Sierra grew up in Phoenix, Ariz., with a high school band class larger than the entire music cohort at MSUM. Upon moving to the Midwest, she was surprised by how everyone seemed to know everyone, and the professors were more personable.
“In Arizona, it took much longer to form connections because the classes were much bigger. Here it’s natural for teachers to get to know their students and start building relationships whereas, at a larger school, you only have that if you specifically go to your professors with the goal of spending time with them.”
She also credits the smaller size of the university with the ability to provide a more diverse musical experience.
“Because there are fewer ensembles at MSUM, it forces students to form their own groups that play more advanced music, to compete with other communities rather than just with each other, and to acquire well-paying gigs in the area,” she says.
What’s more, Sierra’s professors have helped her make vital connections. Her professors Ryan Jackson, Benjamin Druffel and Tom Strait match students with industry professionals like Show Imaging to give them real-world entertainment experience or advise them on next steps in their music career.
“My commercial music degree is very composition based … I want to write music for movies. I’m learning how to write music, play it, get in the studio, record it, mix it, and do the entire process. That prepares me for when things go wrong or how to communicate with people with different job titles. I know how to speak to lighting technicians and to sound engineers. Even if I do just one of those jobs, I will know how to communicate and be empathetic.”
Exceptional opportunities and innovative faculty brought Sierra across the country to MSUM. She first heard of the university from a visiting professor at an event during her senior year of high school. At the time, she played baritone in a marching band and tenor saxophone in a jazz band.
Sierra’s can-do attitude stems back to middle school, when she switched from guitar to saxophone, and to elementary school, when she switched from viola to violin.
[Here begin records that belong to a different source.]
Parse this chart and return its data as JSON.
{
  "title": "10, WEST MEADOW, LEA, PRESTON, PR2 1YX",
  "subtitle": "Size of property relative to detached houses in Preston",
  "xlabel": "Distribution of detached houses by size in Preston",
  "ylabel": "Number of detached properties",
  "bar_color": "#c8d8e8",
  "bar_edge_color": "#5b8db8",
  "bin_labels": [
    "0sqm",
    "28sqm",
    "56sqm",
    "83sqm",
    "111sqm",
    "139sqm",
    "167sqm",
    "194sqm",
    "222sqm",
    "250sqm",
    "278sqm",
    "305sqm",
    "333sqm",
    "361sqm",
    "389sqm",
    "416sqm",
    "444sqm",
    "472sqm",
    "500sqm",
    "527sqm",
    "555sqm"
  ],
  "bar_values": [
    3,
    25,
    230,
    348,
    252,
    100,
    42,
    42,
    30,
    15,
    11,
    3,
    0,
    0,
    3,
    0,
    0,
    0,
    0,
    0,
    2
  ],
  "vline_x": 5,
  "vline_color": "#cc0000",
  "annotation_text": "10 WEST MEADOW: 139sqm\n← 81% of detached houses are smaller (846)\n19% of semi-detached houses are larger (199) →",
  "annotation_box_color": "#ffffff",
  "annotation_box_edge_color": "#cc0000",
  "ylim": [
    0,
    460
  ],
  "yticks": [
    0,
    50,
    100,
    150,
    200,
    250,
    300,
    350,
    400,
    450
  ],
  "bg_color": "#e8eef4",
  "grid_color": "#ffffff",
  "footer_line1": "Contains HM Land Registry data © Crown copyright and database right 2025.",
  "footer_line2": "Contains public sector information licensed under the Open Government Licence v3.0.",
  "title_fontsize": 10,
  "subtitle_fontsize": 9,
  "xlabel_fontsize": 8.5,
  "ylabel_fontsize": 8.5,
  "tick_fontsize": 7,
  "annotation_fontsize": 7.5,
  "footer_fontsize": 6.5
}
“In all our school concert videos, you can see me get up and walk across the stage to the next instrument. By my senior year in Phoenix Youth Symphony, I did one song on violin, one on French horn and one on trombone. Then I would join the symphonic band or the chamber wind, where I’d play bassoon or trumpet, depending on what they needed,” she says.
Sierra attended Northern Arizona University in the Fall of 2019. But the conversation with a Minnesota professor inspired her to finish her college career in Moorhead.
Sierra’s studies are supported by the Joe Best Music endowed scholarship and the concert ticket scholarship, which she earned by being in every single ensemble MSUM offers.
She recently finished her film senior’s capstone project, which involved writing, recording and editing the music for another student’s 3-D animation. Sierra will be composing and arranging for different MSUM ensembles for her commercial music capstone in Spring 2023.
Sierra has learned through experience and her educational journey that music is not linear.
She says, “The music rabbit hole never ends. There are rules but an exception to the rules and exceptions to those rules, with branches in every direction. You can keep pushing yourself. I constantly get my mind blown. I think that’s why I love music so much.”